One thing this report says to me is that while we talk passionately about promoting more community based, inclusive and natural options for people with developmental disabilities we’re not actually doing that much to push that agenda along.
Certainly the administration and the Department of Human Services get kudos for the proposal to close the two DCs. They deserve it. But it is a quietly slow and un-championed process, at least publicly, and I believe that while that may be politically prudent, it leaves an advocacy vacuum across the whole DD services arena.
I think that political prudence may be at the root of the missing waiting list stats as well.

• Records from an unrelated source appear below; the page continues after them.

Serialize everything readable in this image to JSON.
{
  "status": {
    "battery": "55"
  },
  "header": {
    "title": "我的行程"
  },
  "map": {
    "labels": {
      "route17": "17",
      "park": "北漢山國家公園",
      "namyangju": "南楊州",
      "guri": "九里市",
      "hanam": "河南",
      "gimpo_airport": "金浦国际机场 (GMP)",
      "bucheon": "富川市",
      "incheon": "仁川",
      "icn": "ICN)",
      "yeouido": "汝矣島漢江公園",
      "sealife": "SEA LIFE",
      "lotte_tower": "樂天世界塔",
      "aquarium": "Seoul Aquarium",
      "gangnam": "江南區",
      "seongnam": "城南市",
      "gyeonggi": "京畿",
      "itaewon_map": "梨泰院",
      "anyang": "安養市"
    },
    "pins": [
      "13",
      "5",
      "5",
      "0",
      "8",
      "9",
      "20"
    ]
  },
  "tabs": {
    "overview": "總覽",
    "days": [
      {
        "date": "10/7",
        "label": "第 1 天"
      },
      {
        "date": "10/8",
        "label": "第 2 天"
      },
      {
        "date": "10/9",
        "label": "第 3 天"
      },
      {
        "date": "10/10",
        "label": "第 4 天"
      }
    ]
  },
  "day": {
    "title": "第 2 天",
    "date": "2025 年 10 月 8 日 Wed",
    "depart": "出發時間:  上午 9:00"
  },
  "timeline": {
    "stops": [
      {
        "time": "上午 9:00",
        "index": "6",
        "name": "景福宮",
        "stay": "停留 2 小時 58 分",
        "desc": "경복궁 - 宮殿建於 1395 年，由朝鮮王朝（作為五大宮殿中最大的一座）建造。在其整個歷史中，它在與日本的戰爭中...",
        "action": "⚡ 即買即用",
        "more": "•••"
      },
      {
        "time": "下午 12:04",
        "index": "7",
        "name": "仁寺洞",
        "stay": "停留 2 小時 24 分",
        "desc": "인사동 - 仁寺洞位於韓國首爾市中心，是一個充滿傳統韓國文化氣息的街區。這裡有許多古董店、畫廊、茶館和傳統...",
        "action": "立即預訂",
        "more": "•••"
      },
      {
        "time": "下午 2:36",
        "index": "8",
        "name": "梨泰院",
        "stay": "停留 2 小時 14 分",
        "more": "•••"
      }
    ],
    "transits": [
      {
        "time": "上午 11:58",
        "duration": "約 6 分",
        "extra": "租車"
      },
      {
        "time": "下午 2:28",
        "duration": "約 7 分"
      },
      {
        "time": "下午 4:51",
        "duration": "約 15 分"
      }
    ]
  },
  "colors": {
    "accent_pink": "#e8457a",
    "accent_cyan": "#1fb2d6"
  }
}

The 2008 totals were significantly up from the two years before that, by nearly a thousand. If that trend continued over that next four years it would put the issue back front and center, as it should. But that would be uncomfortable publicly and politically. That’s too bad. There are times in social services when the needs of the people served or, in this case, in desperate need of services, must trump those public relations concerns. That trend is uncomfortable with good reason. It means that what we have been doing is not working and needs to be changed. It is why information about our social services efforts must be accurate and readily available. There are people’s lives hanging in the balance.
There is volatility in per person costs for people in institutions and the overall trend had been up, predictably, with a dip and a spike over the past two years. Volatility is a sign of instability. That and the overall trend upward will continue and drag out if these populations are simply allowed to dwindle out by attrition over protracted periods of time. The home costs have risen more steadily, in line with societal costs and modest efforts to expand despite stagnant resources. Still, this trend is consistent with some of those above that show an overall policy of maintenance and stewardship rather than active progression.
A final residential number of concern is the six percent drop from 2011 to 2012 in the ratio of community dollars spent to the number of people in need of support by those dollars. Not a huge percentage but this is after seven years of steady increase, including an 11 percent rise from 2010 to 2011. It bears watching. We have heard for many years how community providers have been struggling to make ends meet with increasing numbers of people to support and shrinking dollars to do it with. So any dip in that dollar to people equation can have serious, immediate effects.
The UCP report notes a drop in the number of families receiving support but no one bothered to tell them, and I guess they didn’t ask, why that drop occured. As we said above, the drop, while certainly not statistically significant–most, if not all, of those children and their families now being served through another department–it does kind of accidentially raise some questions about how such a significant structural change might be affecting those children and their families.
Families constituted a powerful partner in the DD structure in the past. Is that still the case? Are the DCF families part of that or do they have a similar structure set up? Does all that need to heppen? I believe the respected involvement of families during those robust years was a real asset to policy and funding development. It would be a shame to lose that, especially with the younger families. The way to build a responsive system of supports and services is consistently and over time. Younger families need to be a part of that ongoing discussion and, as we’ve seen historically, the promotion of that discussion needs to be built in to the bureaucratic structure somehow.
We’ll be exploring these issues further in future posts and I would love to hear what some of you think about it.
Finally, a hopeful note in the area of employment. Surprisingly, to me anyway, the number of people in supported and competitive employment jumped nine percent between 2009 and 2011. That bears looking at too, for more positive reasons. Whatever helped spark that rise should be vigorously promoted and if, like sometimes happens, no one knows why it went up, maybe we should find out.